When momentum doesn’t fade
One of the biggest surprises of rolling out Legora firmwide has been sustained engagement.
“I expected usage to dip after the first month,” he admits. “Normally there’s a lot of initial excitement, and then it fades. But it hasn’t.”
Even more encouraging has been the rise in cross-team collaboration.
“People aren’t just sharing within teams, they’re sharing across teams. If someone else’s best practice gets you 60–70% of the way there, that’s already a big win. There’s still room for improvement, but Legora has already created more collaboration than I expected at such an early stage.” he adds.
“In the longer run, Legora will make us more robust. ROI, both direct and indirect, will prove the value. Not just the value of the solution or product, but our organisation’s ability to use AI-based products to realise better work processes.”
Client expectations have also evolved just as quickly as internal behaviour.
“AI is now part of most RFPs, often alongside AI governance, and has been for a while” Brustad says. “But what’s new is that clients are now asking us to run workshops, to talk about what we’ve learned, what’s worked, what hasn’t, and what we’d do differently. Experience, not just tooling, has become the differentiator.”
Preparing for a different future
Looking three to five years ahead, Brustad expects profound change.
“We’ll see AI tools that aren’t even on the market today disrupting generic workflows. The pace of change is accelerating. If you look six-to-nine months back and six-to-nine months ahead, I think the pace of change will at least double compared to what we're used to. That will push us in terms of the level of change we need to absorb.”
Yet despite the technological shift, he is clear that lawyers remain central.
“We still need humans in the loop, owning both the input and the output. But AI will free up time for more valuable work and create new areas of legal demand. We are in this to maintain, secure and grow our position.”
Advice to hesitant leaders
For leaders still unsure where to begin, Brustad’s advice is blunt.
“There’s no way around it. You must try it.”
Wikborg Rein began cautiously, with security, security, and security as a core focus. That made lawyers and partners much more confident in trying out solutions because they knew they were in a safe environment.
“One of the most common questions we get from people beginning to use AI is why they didn’t get the output they expected, “he says. “I always tell them if you get an intern to help you, you must explain what you want them to do, guide them on how to do it and what you want the output to look like. If you treat legal AI the same, you get a long way.”

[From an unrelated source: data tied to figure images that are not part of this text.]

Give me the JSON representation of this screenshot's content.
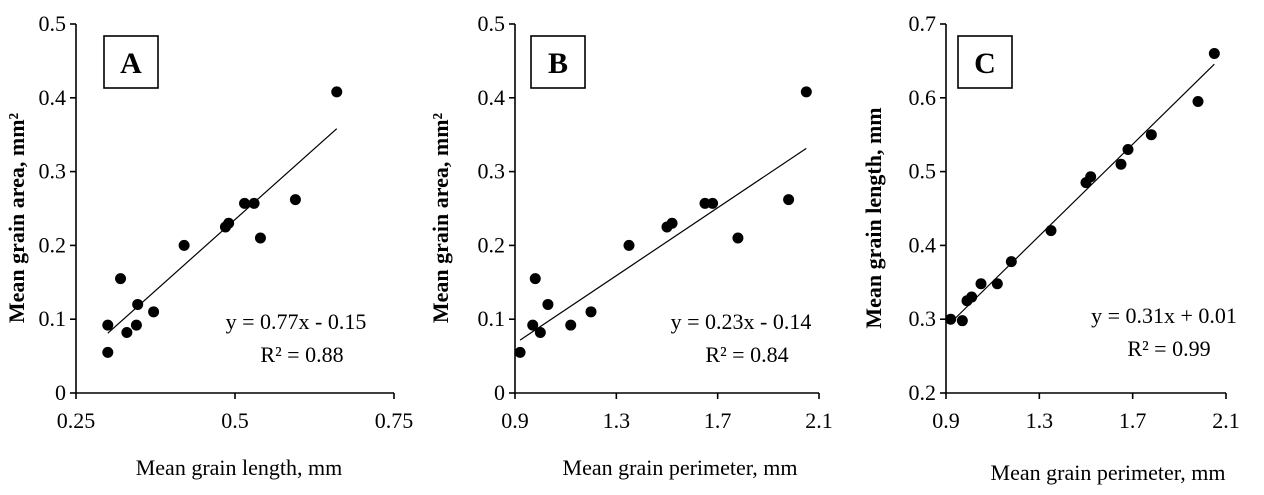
{
  "chart_data": [
    {
      "type": "scatter",
      "panel": "A",
      "xlabel": "Mean grain length, mm",
      "ylabel": "Mean grain area, mm²",
      "xlim": [
        0.25,
        0.75
      ],
      "ylim": [
        0,
        0.5
      ],
      "xticks": [
        "0.25",
        "0.5",
        "0.75"
      ],
      "yticks": [
        "0",
        "0.1",
        "0.2",
        "0.3",
        "0.4",
        "0.5"
      ],
      "points": [
        [
          0.3,
          0.055
        ],
        [
          0.3,
          0.092
        ],
        [
          0.32,
          0.155
        ],
        [
          0.33,
          0.082
        ],
        [
          0.345,
          0.092
        ],
        [
          0.347,
          0.12
        ],
        [
          0.372,
          0.11
        ],
        [
          0.42,
          0.2
        ],
        [
          0.485,
          0.225
        ],
        [
          0.49,
          0.23
        ],
        [
          0.515,
          0.257
        ],
        [
          0.53,
          0.257
        ],
        [
          0.54,
          0.21
        ],
        [
          0.595,
          0.262
        ],
        [
          0.66,
          0.408
        ]
      ],
      "fit": {
        "slope": 0.77,
        "intercept": -0.15,
        "x_range": [
          0.3,
          0.66
        ]
      },
      "equation": "y = 0.77x - 0.15",
      "r2": "R² = 0.88"
    },
    {
      "type": "scatter",
      "panel": "B",
      "xlabel": "Mean grain perimeter, mm",
      "ylabel": "Mean grain area, mm²",
      "xlim": [
        0.9,
        2.1
      ],
      "ylim": [
        0,
        0.5
      ],
      "xticks": [
        "0.9",
        "1.3",
        "1.7",
        "2.1"
      ],
      "yticks": [
        "0",
        "0.1",
        "0.2",
        "0.3",
        "0.4",
        "0.5"
      ],
      "points": [
        [
          0.92,
          0.055
        ],
        [
          0.97,
          0.092
        ],
        [
          0.98,
          0.155
        ],
        [
          1.0,
          0.082
        ],
        [
          1.03,
          0.12
        ],
        [
          1.12,
          0.092
        ],
        [
          1.2,
          0.11
        ],
        [
          1.35,
          0.2
        ],
        [
          1.5,
          0.225
        ],
        [
          1.52,
          0.23
        ],
        [
          1.65,
          0.257
        ],
        [
          1.68,
          0.257
        ],
        [
          1.78,
          0.21
        ],
        [
          1.98,
          0.262
        ],
        [
          2.05,
          0.408
        ]
      ],
      "fit": {
        "slope": 0.23,
        "intercept": -0.14,
        "x_range": [
          0.92,
          2.05
        ]
      },
      "equation": "y = 0.23x - 0.14",
      "r2": "R² = 0.84"
    },
    {
      "type": "scatter",
      "panel": "C",
      "xlabel": "Mean grain perimeter, mm",
      "ylabel": "Mean grain length, mm",
      "xlim": [
        0.9,
        2.1
      ],
      "ylim": [
        0.2,
        0.7
      ],
      "xticks": [
        "0.9",
        "1.3",
        "1.7",
        "2.1"
      ],
      "yticks": [
        "0.2",
        "0.3",
        "0.4",
        "0.5",
        "0.6",
        "0.7"
      ],
      "points": [
        [
          0.92,
          0.3
        ],
        [
          0.97,
          0.298
        ],
        [
          0.99,
          0.325
        ],
        [
          1.01,
          0.33
        ],
        [
          1.05,
          0.348
        ],
        [
          1.12,
          0.348
        ],
        [
          1.18,
          0.378
        ],
        [
          1.35,
          0.42
        ],
        [
          1.5,
          0.485
        ],
        [
          1.52,
          0.493
        ],
        [
          1.65,
          0.51
        ],
        [
          1.68,
          0.53
        ],
        [
          1.78,
          0.55
        ],
        [
          1.98,
          0.595
        ],
        [
          2.05,
          0.66
        ]
      ],
      "fit": {
        "slope": 0.31,
        "intercept": 0.01,
        "x_range": [
          0.92,
          2.05
        ]
      },
      "equation": "y = 0.31x + 0.01",
      "r2": "R² = 0.99"
    }
  ]
}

“There’s no magic wand,” says Brustad. “You must work for the output. But once you’ve done that work, you can reuse it, scale it, and move faster every time, especially when people start sharing what they’ve built.”
Brustad adds, "A lot of people still think they’re no good at technology and that everyone else is better. They want to wait and see what other colleagues are doing. But those days are gone, or at least, they should be.”
A strong foundation
So, what does AI represent inside Wikborg Rein today?
“New opportunities and access to higher-quality, more relevant data,” Brustad says. “That means we can provide a higher level of quality in the advice we give to clients, and on a broader spectrum. We can access directly related information around that scope of what the client needs us to do, which can give a sounder base for decision-making and next steps.”
The firm’s processes are not undergoing a revolution, but they are being constantly refined.
“What we did last week is still good this week,” he reflects. “But the pace of change is accelerating. Our processes don’t have to go through a revolution, but they do need to be updated and tweaked. After a couple of months, the way we work will already have changed, sometimes quite a lot. And I think that’s exactly where we need to be.”